MANASSAS, Paul Powell sat down in the living room and smoked a cigarette after fatally stabbing 16-year-old Stacie Reed inside her Yorkshire home Jan. 29 following an argument about her black boyfriend, a Prince William police detective testified Thursday.
About an hour later, Powell attacked 14-year-old Kristie Reed when she got home and found her sister dead, according to the testimony of Prince William police Det. Richard Leonard.
He admitted sexually assaulting her, stabbing her and then taking a glass of iced tea before leaving the home, Leonard testified at Powell's preliminary hearing in Prince William Juvenile and Domestic Relations Court.
"She freaked out, " Leonard said, recounting what Powell told him of Kristie Reed's reaction to her sister's lifeless body. "She started screaming at him."
Powell, 21, is charged with murder, rape, abduction, malicious wounding, grand larceny and three counts of use of display of a firearm in the commission of a felony in the Jan. 29 attacks.
During a 45-minute preliminary hearing, Leonard recounted the conversation he had with Powell when he was picked up for questioning the day after the brutal attacks inside the Reeds' McLean Street home.
Judge James B. Robeson sent the case to the May grand jury after hearing testimony from Leonard and Robert Culver, the fiance of Stacie's mother. The defense put on no witnesses.
Police allege Powell was upset that Stacie was dating a black youth and that he waited for her at her home, confronted her and then killed her.
Powell and the Reed sisters are white.
Leonard testified Thursday that Powell told him that he went to the Reeds' home some time before noon Jan. 29 and waited for Stacie to come home from Osbourn Park High School.
He smoked a cigarette on the porch, had a couple of beers and left because her mother's fiance was due to come home for lunch, Leonard testified.
Powell returned about 45 minutes later, saw Stacie come home and sat inside while she talked on the telephone with her boyfriend.
After the phone call, Powell confronted Stacie about her boyfriend and the two got into a scuffle. She "grabbed his face" before he pulled out a knife and stabbed her, Leonard testified.
"In his words, she got stuck, " Leonard said.
Powell said he was still inside the house when Kristie arrived from Parkside Middle School.
Powell told the to remove her clothes, then admitted tying her up with her shoe laces and stabbing her, Leonard testified.
Leonard said Powell told him he fondled her and had "sexual intercourse" with her.
Robert Culver, who lived with the Reed family, said he returned home to find Stacie's body in an upstairs bedroom and Kristie calling out for help.
"She looked very scared and very weak, " Culver said of the younger girl.
He said he discovered a 6-inch kitchen knife missing from the house.

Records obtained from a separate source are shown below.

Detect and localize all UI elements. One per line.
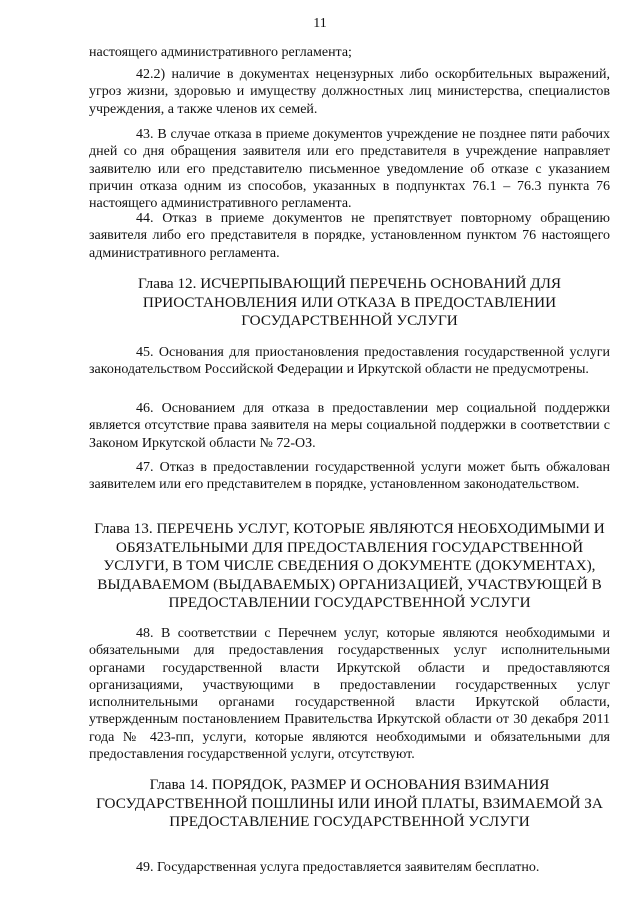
page-number: 11 <box>313 16 327 31</box>
paragraph-43: 43. В случае отказа в приеме документов учреждение не позднее пяти рабочих дней со дня обращения заявителя или его представителя в учреждение направляет заявителю или его представителю письменное уведомление об отказе с указанием причин отказа одним из способов, указанных в подпунктах 76.1 – 76.3 пункта 76 настоящего административного регламента. <box>89 127 610 212</box>
paragraph-44: 44. Отказ в приеме документов не препятствует повторному обращению заявителя либо его представителя в порядке, установленном пунктом 76 настоящего административного регламента. <box>89 211 610 261</box>
paragraph-48: 48. В соответствии с Перечнем услуг, которые являются необходимыми и обязательными для предоставления государственных услуг исполнительными органами государственной власти Иркутской области и предоставляются организациями, участвующими в предоставлении государственных услуг исполнительными органами государственной власти Иркутской области, утвержденным постановлением Правительства Иркутской области от 30 декабря 2011 года № 423-пп, услуги, которые являются необходимыми и обязательными для предоставления государственной услуги, отсутствуют. <box>89 626 610 763</box>
paragraph-42-1-tail: настоящего административного регламента; <box>89 45 352 60</box>
paragraph-42-2: 42.2) наличие в документах нецензурных либо оскорбительных выражений, угроз жизни, здоровью и имуществу должностных лиц министерства, специалистов учреждения, а также членов их семей. <box>89 67 610 117</box>
chapter-14-title: Глава 14. ПОРЯДОК, РАЗМЕР И ОСНОВАНИЯ ВЗИМАНИЯ ГОСУДАРСТВЕННОЙ ПОШЛИНЫ ИЛИ ИНОЙ ПЛАТЫ, ВЗИМАЕМОЙ ЗА ПРЕДОСТАВЛЕНИЕ ГОСУДАРСТВЕННОЙ УСЛУГИ <box>96 776 603 830</box>
paragraph-46: 46. Основанием для отказа в предоставлении мер социальной поддержки является отсутствие права заявителя на меры социальной поддержки в соответствии с Законом Иркутской области № 72-ОЗ. <box>89 401 610 451</box>
paragraph-45: 45. Основания для приостановления предоставления государственной услуги законодательством Российской Федерации и Иркутской области не предусмотрены. <box>89 345 610 378</box>
chapter-13-title: Глава 13. ПЕРЕЧЕНЬ УСЛУГ, КОТОРЫЕ ЯВЛЯЮТСЯ НЕОБХОДИМЫМИ И ОБЯЗАТЕЛЬНЫМИ ДЛЯ ПРЕДОСТАВЛЕНИЯ ГОСУДАРСТВЕННОЙ УСЛУГИ, В ТОМ ЧИСЛЕ СВЕДЕНИЯ О ДОКУМЕНТЕ (ДОКУМЕНТАХ), ВЫДАВАЕМОМ (ВЫДАВАЕМЫХ) ОРГАНИЗАЦИЕЙ, УЧАСТВУЮЩЕЙ В ПРЕДОСТАВЛЕНИИ ГОСУДАРСТВЕННОЙ УСЛУГИ <box>94 520 605 611</box>
paragraph-49: 49. Государственная услуга предоставляется заявителям бесплатно. <box>136 860 540 875</box>
paragraph-47: 47. Отказ в предоставлении государственной услуги может быть обжалован заявителем или его представителем в порядке, установленном законодательством. <box>89 460 610 493</box>
chapter-12-title: Глава 12. ИСЧЕРПЫВАЮЩИЙ ПЕРЕЧЕНЬ ОСНОВАНИЙ ДЛЯ ПРИОСТАНОВЛЕНИЯ ИЛИ ОТКАЗА В ПРЕДОСТАВЛЕНИИ ГОСУДАРСТВЕННОЙ УСЛУГИ <box>137 275 562 329</box>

Leonard testified that although Powell told him he bought crack cocaine and heroin some time before the attacks and that he had had about three beers on Jan. 29, he appeared "coherent" during the interview and willing to speak.
After his arrest, police searched a house on Old Hickory Lane in Manassas where Powell had been staying and seized a gun, 9 mm bullets, handcuffs, an ammunition pouch, ear plugs and a box, Leonard testified.

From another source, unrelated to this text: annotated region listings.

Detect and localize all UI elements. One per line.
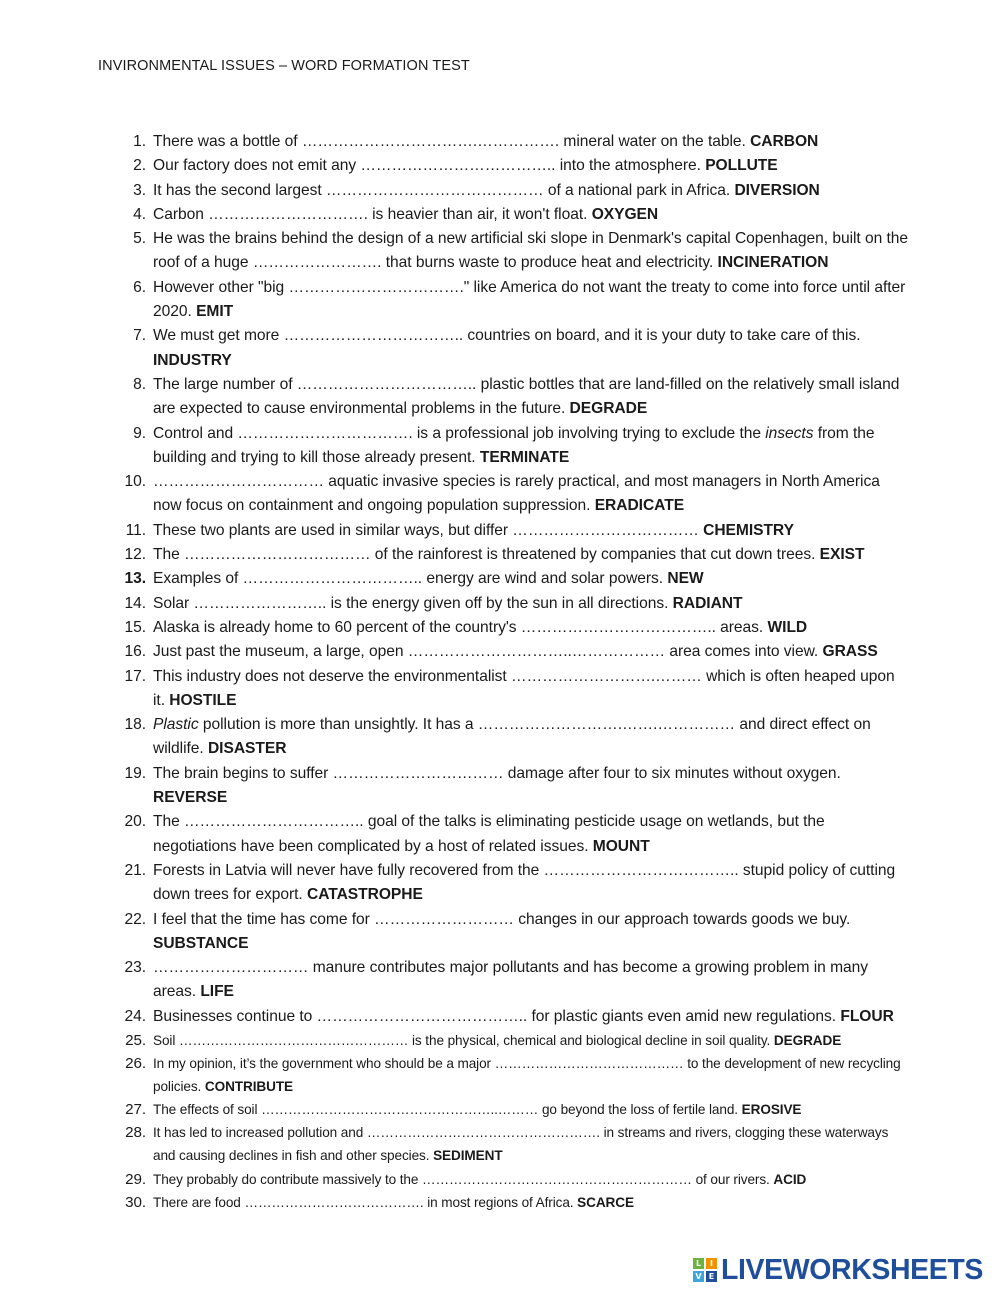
question-item bbox=[120, 859, 910, 908]
question-item bbox=[120, 324, 910, 373]
question-list bbox=[120, 130, 910, 1214]
question-item bbox=[120, 810, 910, 859]
question-keyword: GRASS bbox=[822, 643, 878, 661]
question-keyword: FLOUR bbox=[840, 1007, 894, 1025]
question-text: Our factory does not emit any ……………………………….. into the atmosphere. bbox=[153, 157, 706, 175]
question-number: 20. bbox=[124, 813, 146, 831]
question-number: 28. bbox=[125, 1124, 146, 1142]
question-text: pollution is more than unsightly. It has a ……………………….…….…………… and direct effect on wildlife. bbox=[153, 716, 871, 758]
question-number: 19. bbox=[124, 764, 146, 782]
question-number: 14. bbox=[124, 594, 146, 612]
question-text: They probably do contribute massively to the …………………………………………………… of our rivers. bbox=[153, 1171, 774, 1187]
question-text: He was the brains behind the design of a new artificial ski slope in Denmark's capital Copenhagen, built on the roof of a huge ……………………. that burns waste to produce heat and electricity. bbox=[153, 230, 909, 272]
question-number: 7. bbox=[133, 327, 146, 345]
question-italic-word: Plastic bbox=[153, 716, 199, 734]
question-number: 11. bbox=[125, 521, 146, 539]
question-item bbox=[120, 567, 910, 591]
question-keyword: DEGRADE bbox=[569, 400, 648, 418]
question-text: There are food …………………………………. in most regions of Africa. bbox=[153, 1194, 578, 1210]
question-number: 29. bbox=[125, 1170, 146, 1188]
question-item bbox=[120, 908, 910, 957]
question-item bbox=[120, 203, 910, 227]
question-number: 3. bbox=[133, 181, 146, 199]
question-text: Businesses continue to ………………………………….. for plastic giants even amid new regulations. bbox=[153, 1007, 841, 1025]
question-text: Just past the museum, a large, open …………………………..……………… area comes into view. bbox=[153, 643, 823, 661]
question-item bbox=[120, 640, 910, 664]
question-number: 15. bbox=[124, 618, 146, 636]
logo-mark-letter: V bbox=[693, 1271, 704, 1282]
question-text: There was a bottle of …………………………….……………. mineral water on the table. bbox=[153, 133, 751, 150]
question-item bbox=[120, 713, 910, 762]
question-item bbox=[120, 592, 910, 616]
question-item bbox=[120, 1005, 910, 1029]
question-keyword: REVERSE bbox=[153, 789, 228, 807]
question-text: Carbon …………………………. is heavier than air, it won't float. bbox=[153, 205, 592, 223]
question-text: Alaska is already home to 60 percent of the country's ……………………………….. areas. bbox=[153, 618, 768, 636]
question-keyword: INCINERATION bbox=[717, 254, 829, 272]
question-keyword: DISASTER bbox=[207, 740, 287, 758]
question-keyword: OXYGEN bbox=[591, 205, 659, 223]
question-item bbox=[120, 227, 910, 276]
question-number: 10. bbox=[124, 473, 146, 491]
question-text: The …………………………….. goal of the talks is eliminating pesticide usage on wetlands, but the negotiations have been complicated by a host of related issues. bbox=[153, 813, 825, 855]
question-text: Soil …………………………………………… is the physical, chemical and biological decline in soil quality. bbox=[153, 1032, 774, 1048]
question-item bbox=[120, 762, 910, 811]
question-text: It has led to increased pollution and ……………………………………………. in streams and rivers, clogging these waterways and causing declines in fish and other species. bbox=[153, 1125, 889, 1164]
question-text: The large number of …………………………….. plastic bottles that are land-filled on the relatively small island are expected to cause environmental problems in the future. bbox=[153, 375, 900, 418]
question-number: 26. bbox=[125, 1055, 146, 1073]
question-keyword: SEDIMENT bbox=[433, 1148, 503, 1164]
question-text: The effects of soil ……………………………………………..……… go beyond the loss of fertile land. bbox=[153, 1102, 742, 1118]
question-text: This industry does not deserve the environmentalist ……………………….……… which is often heaped upon it. bbox=[153, 667, 895, 709]
question-number: 17. bbox=[124, 667, 146, 685]
question-item bbox=[120, 665, 910, 714]
question-text: These two plants are used in similar ways, but differ ……………………………… bbox=[153, 521, 704, 539]
question-keyword: DEGRADE bbox=[773, 1032, 842, 1048]
question-keyword: POLLUTE bbox=[705, 157, 778, 175]
question-keyword: EROSIVE bbox=[741, 1102, 802, 1118]
question-text: I feel that the time has come for ……………………… changes in our approach towards goods we buy. bbox=[153, 910, 851, 928]
question-keyword: HOSTILE bbox=[169, 691, 237, 709]
logo-mark-letter: I bbox=[706, 1258, 717, 1269]
question-item bbox=[120, 276, 910, 325]
question-text: Control and ……………………………. is a professional job involving trying to exclude the bbox=[153, 424, 766, 442]
question-item bbox=[120, 154, 910, 178]
question-number: 24. bbox=[124, 1007, 146, 1025]
question-number: 2. bbox=[133, 157, 146, 175]
question-text: ………………………… manure contributes major pollutants and has become a growing problem in many areas. bbox=[153, 959, 868, 1001]
question-number: 9. bbox=[133, 424, 146, 442]
question-text: In my opinion, it’s the government who should be a major …………………………………… to the development of new recycling policies. bbox=[153, 1056, 901, 1095]
question-keyword: ACID bbox=[773, 1171, 807, 1187]
question-text: Solar …………………….. is the energy given off by the sun in all directions. bbox=[153, 594, 673, 612]
question-keyword: CATASTROPHE bbox=[307, 886, 423, 904]
question-item bbox=[120, 470, 910, 519]
question-number: 27. bbox=[125, 1101, 146, 1119]
question-text: However other "big ……………………………." like America do not want the treaty to come into force until after 2020. bbox=[153, 278, 906, 321]
question-number: 18. bbox=[124, 716, 146, 734]
question-keyword: EXIST bbox=[819, 546, 865, 564]
question-keyword: SUBSTANCE bbox=[153, 934, 249, 952]
question-text: It has the second largest …………………………………… of a national park in Africa. bbox=[153, 181, 735, 199]
question-number: 22. bbox=[124, 910, 146, 928]
question-number: 21. bbox=[124, 861, 146, 879]
question-keyword: ERADICATE bbox=[594, 497, 685, 515]
question-keyword: TERMINATE bbox=[479, 448, 570, 466]
question-number: 8. bbox=[133, 375, 146, 393]
question-item bbox=[120, 1029, 910, 1052]
question-text: The brain begins to suffer …………………………… damage after four to six minutes without oxygen. bbox=[153, 764, 841, 782]
question-number: 12. bbox=[124, 546, 146, 564]
liveworksheets-logo bbox=[693, 1254, 983, 1286]
question-text: The ……………………………… of the rainforest is threatened by companies that cut down trees. bbox=[153, 546, 820, 564]
question-keyword: EMIT bbox=[196, 303, 234, 321]
question-keyword: INDUSTRY bbox=[153, 351, 232, 369]
question-keyword: DIVERSION bbox=[734, 181, 820, 199]
question-text: We must get more …………………………….. countries on board, and it is your duty to take care of this. bbox=[153, 327, 861, 345]
question-text: from the building and trying to kill those already present. bbox=[153, 424, 875, 466]
question-item bbox=[120, 616, 910, 640]
question-keyword: CARBON bbox=[750, 133, 819, 150]
question-number: 4. bbox=[133, 205, 146, 223]
question-number: 1. bbox=[133, 133, 146, 150]
question-keyword: SCARCE bbox=[577, 1194, 634, 1210]
question-item bbox=[120, 130, 910, 154]
question-keyword: CONTRIBUTE bbox=[204, 1079, 294, 1095]
question-number: 16. bbox=[124, 643, 146, 661]
question-keyword: WILD bbox=[767, 618, 808, 636]
question-item bbox=[120, 519, 910, 543]
question-number: 30. bbox=[125, 1193, 146, 1211]
question-item bbox=[120, 1052, 910, 1098]
question-item bbox=[120, 373, 910, 422]
logo-mark-letter: E bbox=[706, 1271, 717, 1282]
question-item bbox=[120, 1098, 910, 1121]
logo-mark-icon bbox=[693, 1258, 717, 1282]
question-italic-word: insects bbox=[765, 424, 814, 442]
question-item bbox=[120, 1168, 910, 1191]
question-item bbox=[120, 179, 910, 203]
question-item bbox=[120, 1121, 910, 1167]
question-keyword: CHEMISTRY bbox=[703, 521, 794, 539]
question-keyword: MOUNT bbox=[592, 837, 650, 855]
logo-mark-letter: L bbox=[693, 1258, 704, 1269]
question-number: 6. bbox=[133, 278, 146, 296]
logo-text: LIVEWORKSHEETS bbox=[721, 1253, 984, 1286]
question-text: …………………………… aquatic invasive species is rarely practical, and most managers in North America now focus on containment and ongoing population suppression. bbox=[153, 473, 880, 515]
question-item bbox=[120, 956, 910, 1005]
question-number: 23. bbox=[124, 959, 146, 977]
question-item bbox=[120, 1191, 910, 1214]
question-keyword: NEW bbox=[667, 570, 704, 588]
question-item bbox=[120, 422, 910, 471]
question-text: Forests in Latvia will never have fully recovered from the ……………………………….. stupid policy of cutting down trees for export. bbox=[153, 861, 896, 904]
question-keyword: LIFE bbox=[200, 983, 234, 1001]
question-keyword: RADIANT bbox=[672, 594, 743, 612]
question-number: 5. bbox=[133, 230, 146, 248]
question-number: 25. bbox=[125, 1031, 146, 1049]
question-number: 13. bbox=[124, 570, 146, 588]
page-title: INVIRONMENTAL ISSUES – WORD FORMATION TEST bbox=[98, 58, 470, 74]
question-item bbox=[120, 543, 910, 567]
question-text: Examples of …………………………….. energy are wind and solar powers. bbox=[153, 570, 668, 588]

Powell sat quietly at the defense table during Thursday's testimony, his ankles shackled in leg cuffs. He tapped his foot and stared ahead without expression.
A green tattoo of an eyeball surrounded by decorative markings peeked out from the collar of Powell's jail jump suit.
Kristie Reed did not attend Thursday's hearing. Her mother, Lorraine Reed, and a family friend sat close together in the second row of the spectator area of the courtroom.
Lorraine Reed sobbed quietly when Commonwealth's Attorney Paul Ebert asked Leonard to identify graphic photographs of the sisters taken after the attacks.
In a one-page, typewritten statement issued Thursday, Reed described the "pain" and the "scars" her family has suffered.
"We could torture this human being minute by minute, day by day for a thousand years, but it will never be enough to satisfy our family, " Reed wrote.
Reed said her family will "push" for the death penalty but they understand that the crime may not qualify for that punishment.
"But if he should have to spend the rest of his life in prison, then so be it, " according to the statement. "But please remember that God will justify it all in the end. And this is what keeps us going. Knowing that the day will come that he will have to face God and answer that one question, why?"
Powell told the Potomac News in a February interview that he would prefer the death penalty to a life sentence.